I have a huge directed graph: It consists of 1.6 million nodes and 30 million edges. I want the users to be able to find all the shortest connections (including incoming and outgoing edges) between two nodes of the graph (via a web interface). At the moment I have stored the graph in a PostgreSQL database. But that solution is not very efficient and elegant, I basically need to store all the edges of the graph twice (see my question PostgreSQL: How to optimize my database for storing and querying a huge graph).
It was suggested to me to use a GraphDB like neo4j or AllegroGraph. However the free version of AllegroGraph is limited to 50 million nodes and also has a very high-level API (RDF), which seems too powerful and complex for my problem. Neo4j on the other hand has only a very low level API (and the python interface is not mature yet). Both of them seem to be more suited for problems, where nodes and edges are frequently added or removed to a graph. For a simple search on a graph, these GraphDBs seem to be too complex.
One idea I had would be to "misuse" a search engine like Lucene for the job, since I'm basically only searching connections in a graph.
Another idea would be, to have a server process, storing the whole graph (500MB to 1GB) in memory. The clients could then query the server process and could transverse the graph very quickly, since the graph is stored in memory. Is there an easy possibility to write such a server (preferably in Python) using some existing framework?
Which technology would you use to store and query such a huge readonly graph?
LinkedIn have to manage a sizeable graph. It may be instructive to check out this info on their architecture. Note particularly how they cache their entire graph in memory.
There is also OrientDB a open source document-graph dbms with commercial friendly license (Apache 2). Simple API, SQL like language, ACID Transactions and the support for Gremlin graph language.
The SQL has extensions for trees and graphs. Example:
select from Account where friends traverse (1,7) (address.city.country.name = 'New Zealand')
To return all the Accounts with at least one friend that live in New Zealand. And for friend means recursively up to the 7th level of deep.
I have a directed graph for which I (mis)used Lucene.
Each edge was stored as a Document, with the nodes as Fields of the document that I could then search for.
It performs well enough, and query times for fetching in and outbound links from a node would be acceptable to a user using it as a web based tool.
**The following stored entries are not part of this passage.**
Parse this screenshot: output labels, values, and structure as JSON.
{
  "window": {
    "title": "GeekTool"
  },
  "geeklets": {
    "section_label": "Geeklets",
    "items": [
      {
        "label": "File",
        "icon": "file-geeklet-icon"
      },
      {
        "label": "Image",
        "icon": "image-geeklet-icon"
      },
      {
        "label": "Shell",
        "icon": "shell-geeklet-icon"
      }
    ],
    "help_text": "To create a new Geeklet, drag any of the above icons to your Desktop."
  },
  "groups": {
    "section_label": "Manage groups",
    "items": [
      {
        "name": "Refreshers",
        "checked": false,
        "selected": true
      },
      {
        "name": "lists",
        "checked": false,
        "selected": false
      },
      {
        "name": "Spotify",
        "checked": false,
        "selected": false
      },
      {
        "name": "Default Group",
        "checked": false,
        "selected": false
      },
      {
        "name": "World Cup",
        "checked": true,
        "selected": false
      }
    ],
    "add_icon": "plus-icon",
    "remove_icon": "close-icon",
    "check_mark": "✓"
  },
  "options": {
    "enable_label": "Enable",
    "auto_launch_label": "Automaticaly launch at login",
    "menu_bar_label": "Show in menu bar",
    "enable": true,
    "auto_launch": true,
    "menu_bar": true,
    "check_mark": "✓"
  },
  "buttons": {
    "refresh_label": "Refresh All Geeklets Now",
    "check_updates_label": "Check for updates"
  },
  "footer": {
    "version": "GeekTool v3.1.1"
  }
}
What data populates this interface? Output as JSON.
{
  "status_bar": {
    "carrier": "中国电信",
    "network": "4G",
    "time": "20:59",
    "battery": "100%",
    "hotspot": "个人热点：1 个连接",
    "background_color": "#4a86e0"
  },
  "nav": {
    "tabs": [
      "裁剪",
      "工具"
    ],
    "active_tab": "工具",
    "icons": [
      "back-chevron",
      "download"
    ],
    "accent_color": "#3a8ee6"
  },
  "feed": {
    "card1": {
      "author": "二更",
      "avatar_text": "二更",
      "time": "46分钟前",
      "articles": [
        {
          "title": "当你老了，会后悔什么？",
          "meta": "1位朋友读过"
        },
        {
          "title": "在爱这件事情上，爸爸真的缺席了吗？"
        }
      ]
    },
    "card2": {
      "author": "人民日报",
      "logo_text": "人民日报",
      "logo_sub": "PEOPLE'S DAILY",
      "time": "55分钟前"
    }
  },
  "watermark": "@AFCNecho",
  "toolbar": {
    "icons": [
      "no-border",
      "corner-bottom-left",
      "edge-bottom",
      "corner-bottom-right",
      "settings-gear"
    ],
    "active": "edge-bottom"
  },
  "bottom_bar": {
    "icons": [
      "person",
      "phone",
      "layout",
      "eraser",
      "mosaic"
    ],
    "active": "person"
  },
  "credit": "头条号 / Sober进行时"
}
But for computationally intensive, batch calculations where I am doing many 100000s queries I am not satisfied with the query times I'm getting. I get the sense that I am definitely misusing Lucene so I'm working on a second Berkeley DB based implementation so that I can do a side by side comparison of the two. If I get a chance to post the results here I will do.
However, my data requirements are much larger than yours at > 3GB, more than could fit in my available memory. As a result the Lucene index I used was on disk, but with Lucene you can use a "RAMDirectory" index in which case the whole thing will be stored in memory, which may well suit your needs.
Correct me if I'm wrong, but since each node is list of the linked nodes, seems to me a DB with a schema is more of a burden than an advantage.
It also sound like Google App Engine would be right up your alley:
It's optimized for reading - and there's memcached if you want it even faster
it's distributed - so the size doesn't affect efficiency
Of course if you somehow rely on Relational DB to find the path, it won't work for you...
And I just noticed that the q is 4 months old
So you have a graph as your data and want to perform a classic graph operation. I can't see what other technology could fit better than a graph database.